Another oft-touched on topic in C & H is the environment. Hobbes, being a tiger, naturally cares about the environment, and Calvin follows suit. Calvin often will speak to the beauty and fragility of nature in the strips, whether waxing poetic or to make a point to Hobbes. In these, you will usually hear a comment or two about how humans are killing the earth, or about pollution or other, not-so-subtle digs at the real people messing up our real environment.
“We seem to understand the value of oil, timber, materials, and housing, but not the value of unspoiled beauty, wildlife, solitude, and spiritual renewal,” Calvin stated in a strip from 1995.
Another good, more direct instance is when our intrepid heroes are walking in the forest and come across a construction site for a set of condos. They both get very upset at the way the forest has to be demolished in order for that to happen, with Calvin saying “Where are all the animals supposed to live now that they cut down these woods to put in houses?? By golly, how would people like it if animals bulldozed a suburb and put in new trees?!?”
Calvin is still of the age where he takes “science” as a class. It is a time where most of us loved the outdoors and we waited for summer every year so we could play outside in the sun. Watterson takes that childlike wonder we can all relate to and turns it into a biting reminder that kids in the future may not have the woods to walk in if humanity keeps going down the same destructive path.
Then, of course, the most compelling reason the strip is “high art”, or at least better than other comic slop, Watterson’s fight against syndication. He talks about it in his preface to The Complete Calvin and Hobbes, a book of all strips that were run over the years. In that, he says that he worked too hard to get the job he loved, and would not want to see these characters he poured love into used for cheap merchandising. This was the hill Watterson died on, leading to him taking a sabbatical for a while after the syndication fight.
“All I can say is, I worked too long to get this job, and worked too hard once I got it, to let other people run away with my creation once it became successful. If I could not control what my own work was about and stood for, then cartooning meant very little to me,” said Watterson.
That is why he is the GOAT. The man is an artist who took on an entire conglomerate and was willing to throw everything away in order to see his beloved art not be used for capitalist greed. That is the reason Calvin and Hobbes is more than a comic farm. Watterson saw it as more than that.

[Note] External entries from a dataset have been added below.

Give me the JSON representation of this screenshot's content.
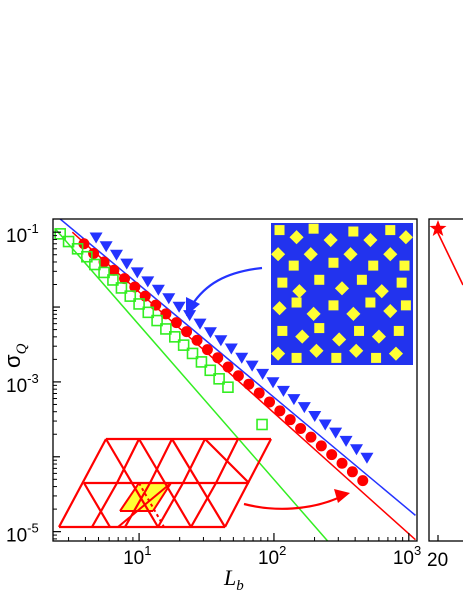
{
  "colors": {
    "blue": "#2433ff",
    "red": "#ff0000",
    "green": "#33ee22",
    "yellow": "#ffff33",
    "tile_blue": "#2233ee"
  },
  "chart_data": [
    {
      "type": "scatter",
      "xlabel": "L",
      "xlabel_sub": "b",
      "ylabel": "σ",
      "ylabel_sub": "Q",
      "xscale": "log",
      "yscale": "log",
      "xlim": [
        2.3,
        1150
      ],
      "ylim": [
        7.5e-06,
        0.15
      ],
      "x_ticks": [
        {
          "value": 10,
          "base": "10",
          "exp": "1"
        },
        {
          "value": 100,
          "base": "10",
          "exp": "2"
        },
        {
          "value": 1000,
          "base": "10",
          "exp": "3"
        }
      ],
      "y_ticks": [
        {
          "value": 0.1,
          "base": "10",
          "exp": "-1"
        },
        {
          "value": 0.001,
          "base": "10",
          "exp": "-3"
        },
        {
          "value": 1e-05,
          "base": "10",
          "exp": "-5"
        }
      ],
      "grid": false,
      "series": [
        {
          "marker": "triangle-down",
          "color": "#2433ff",
          "points": [
            [
              4.8,
              0.085
            ],
            [
              5.7,
              0.065
            ],
            [
              6.8,
              0.05
            ],
            [
              8.1,
              0.038
            ],
            [
              9.7,
              0.029
            ],
            [
              11.6,
              0.022
            ],
            [
              13.9,
              0.017
            ],
            [
              16.6,
              0.0131
            ],
            [
              19.8,
              0.0101
            ],
            [
              23.7,
              0.0078
            ],
            [
              28.3,
              0.006
            ],
            [
              33.8,
              0.0046
            ],
            [
              40.4,
              0.0036
            ],
            [
              48.3,
              0.0028
            ],
            [
              57.7,
              0.0021
            ],
            [
              68.9,
              0.00165
            ],
            [
              82.4,
              0.00128
            ],
            [
              98.4,
              0.00099
            ],
            [
              117.6,
              0.00076
            ],
            [
              140.6,
              0.00059
            ],
            [
              168,
              0.00046
            ],
            [
              200.7,
              0.00035
            ],
            [
              240,
              0.00027
            ],
            [
              286.7,
              0.00021
            ],
            [
              342.6,
              0.000163
            ],
            [
              409.4,
              0.000126
            ],
            [
              489.3,
              9.7e-05
            ]
          ],
          "fit": [
            [
              2.6,
              0.15
            ],
            [
              1120,
              1.65e-05
            ]
          ]
        },
        {
          "marker": "circle",
          "color": "#ff0000",
          "points": [
            [
              3.9,
              0.07
            ],
            [
              4.6,
              0.052
            ],
            [
              5.5,
              0.04
            ],
            [
              6.5,
              0.031
            ],
            [
              7.8,
              0.024
            ],
            [
              9.3,
              0.0185
            ],
            [
              11.1,
              0.014
            ],
            [
              13.3,
              0.0106
            ],
            [
              15.8,
              0.0081
            ],
            [
              18.9,
              0.0062
            ],
            [
              22.5,
              0.0047
            ],
            [
              26.9,
              0.0036
            ],
            [
              32.1,
              0.0027
            ],
            [
              38.3,
              0.0021
            ],
            [
              45.7,
              0.00158
            ],
            [
              54.5,
              0.00121
            ],
            [
              65.1,
              0.00093
            ],
            [
              77.7,
              0.00071
            ],
            [
              92.7,
              0.00054
            ],
            [
              110.6,
              0.00041
            ],
            [
              132,
              0.000313
            ],
            [
              157.6,
              0.000239
            ],
            [
              188.1,
              0.000183
            ],
            [
              224.5,
              0.00014
            ],
            [
              268,
              0.000107
            ],
            [
              319.8,
              8.2e-05
            ],
            [
              381.7,
              6.3e-05
            ],
            [
              455.6,
              4.8e-05
            ]
          ],
          "fit": [
            [
              3.2,
              0.1
            ],
            [
              1120,
              7.8e-06
            ]
          ]
        },
        {
          "marker": "square-open",
          "color": "#33ee22",
          "points": [
            [
              2.6,
              0.095
            ],
            [
              3.0,
              0.075
            ],
            [
              3.5,
              0.06
            ],
            [
              4.1,
              0.047
            ],
            [
              4.7,
              0.037
            ],
            [
              5.5,
              0.029
            ],
            [
              6.4,
              0.023
            ],
            [
              7.4,
              0.018
            ],
            [
              8.6,
              0.014
            ],
            [
              10.0,
              0.011
            ],
            [
              11.7,
              0.0085
            ],
            [
              13.6,
              0.0066
            ],
            [
              15.8,
              0.0051
            ],
            [
              18.4,
              0.004
            ],
            [
              21.4,
              0.0031
            ],
            [
              24.9,
              0.0024
            ],
            [
              29.0,
              0.00185
            ],
            [
              33.7,
              0.00143
            ],
            [
              39.2,
              0.0011
            ],
            [
              45.6,
              0.00085
            ],
            [
              81.6,
              0.00027
            ]
          ],
          "fit": [
            [
              2.4,
              0.11
            ],
            [
              250,
              7.5e-06
            ]
          ]
        }
      ]
    },
    {
      "type": "scatter",
      "x_ticks": [
        {
          "value": 20,
          "label": "20"
        }
      ],
      "series": [
        {
          "marker": "star",
          "color": "#ff0000",
          "points": [
            [
              20,
              0.1
            ]
          ]
        }
      ]
    }
  ]
}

He mentions that in his interview with Honk, saying he hates the factory-produced comic strips that keep on running long after there is no more story to tell.

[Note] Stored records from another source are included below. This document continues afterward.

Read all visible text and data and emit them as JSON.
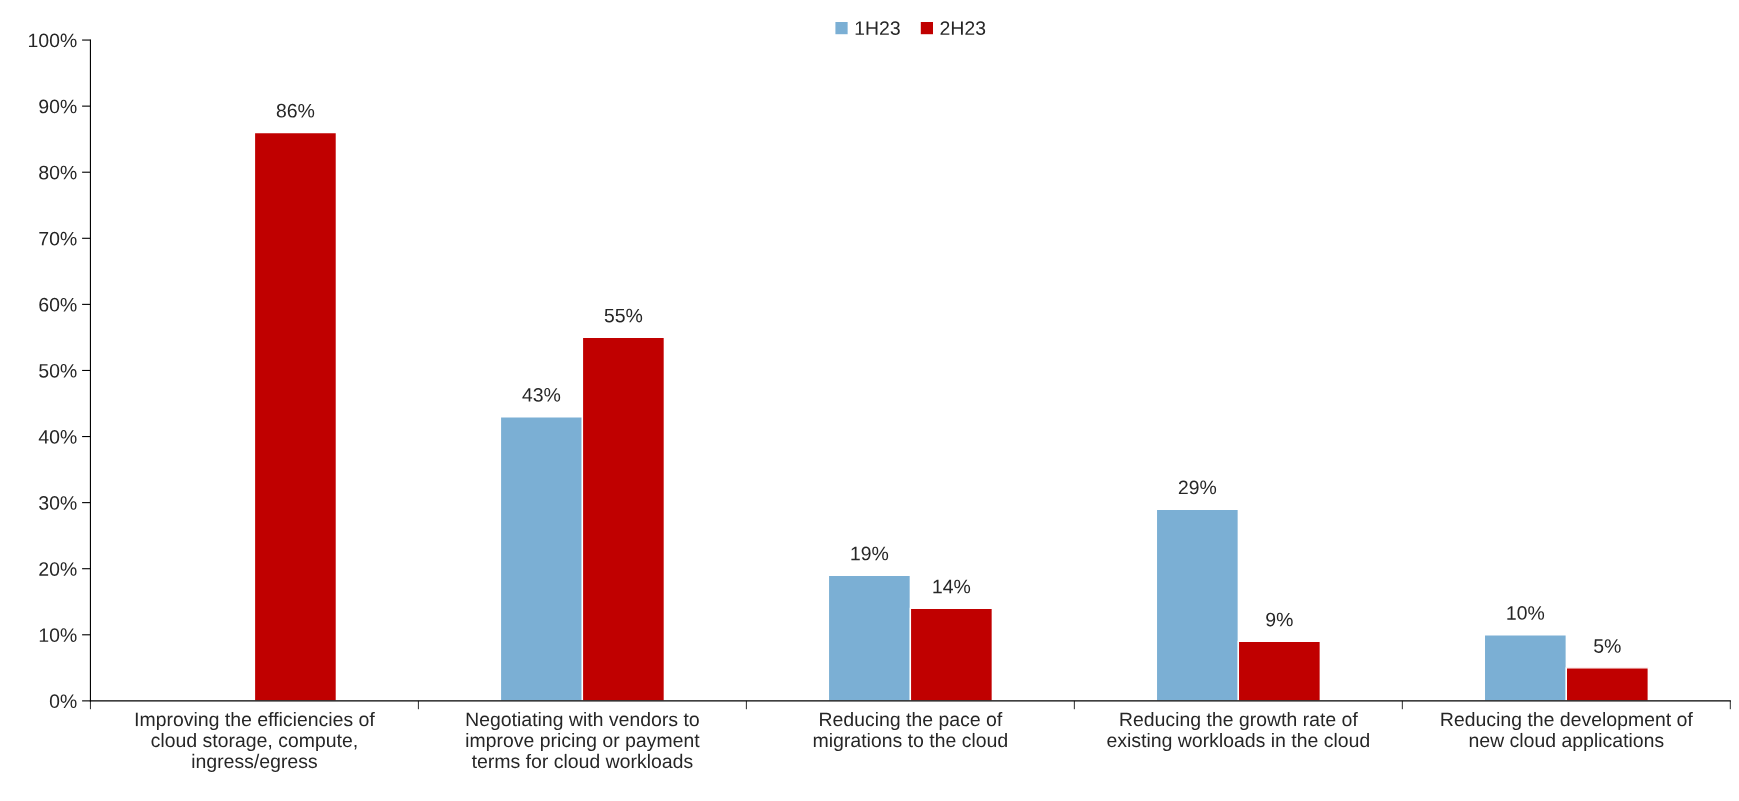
{
  "chart_data": {
    "type": "bar",
    "categories": [
      "Improving the efficiencies of\ncloud storage, compute,\ningress/egress",
      "Negotiating with vendors to\nimprove pricing or payment\nterms for cloud workloads",
      "Reducing the pace of\nmigrations to the cloud",
      "Reducing the growth rate of\nexisting workloads in the cloud",
      "Reducing the development of\nnew cloud applications"
    ],
    "series": [
      {
        "name": "1H23",
        "color": "#7bafd4",
        "values": [
          null,
          43,
          19,
          29,
          10
        ],
        "value_labels": [
          null,
          "43%",
          "19%",
          "29%",
          "10%"
        ]
      },
      {
        "name": "2H23",
        "color": "#c00000",
        "values": [
          86,
          55,
          14,
          9,
          5
        ],
        "value_labels": [
          "86%",
          "55%",
          "14%",
          "9%",
          "5%"
        ]
      }
    ],
    "ylim": [
      0,
      100
    ],
    "yticks": [
      {
        "value": 0,
        "label": "0%"
      },
      {
        "value": 10,
        "label": "10%"
      },
      {
        "value": 20,
        "label": "20%"
      },
      {
        "value": 30,
        "label": "30%"
      },
      {
        "value": 40,
        "label": "40%"
      },
      {
        "value": 50,
        "label": "50%"
      },
      {
        "value": 60,
        "label": "60%"
      },
      {
        "value": 70,
        "label": "70%"
      },
      {
        "value": 80,
        "label": "80%"
      },
      {
        "value": 90,
        "label": "90%"
      },
      {
        "value": 100,
        "label": "100%"
      }
    ],
    "grid": false,
    "legend": "top"
  }
}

“Jim Davis has his factory in Indiana cranking out this strip about a pig on a farm. I find it an insult to the intelligence, though it’s very successful,” said Watterson.
Art is finite, and artists know when the limit is reached on their art. Michelangelo did not make nine more statues of David because the first one was well received; Warhol did not make And Also Cans of Corn after his soup stuff went well, and Bill Watterson ended Calvin and Hobbes after there was no more story to tell.
The strip ended on Dec. 31, 1995, a Sunday strip. The very last panel ever published was Calvin and his lifelong friend on a sled, coasting through the fresh-fallen snow in full, bright color.
We are then left with one of the most iconic ending lines ever: “It’s a magical world Hobbes ol’ buddy… Let’s go exploring!” It reminds us that because of Watterson’s choice not to give them a life of repeated jokes and lowbrow gags; their true adventures are far from over.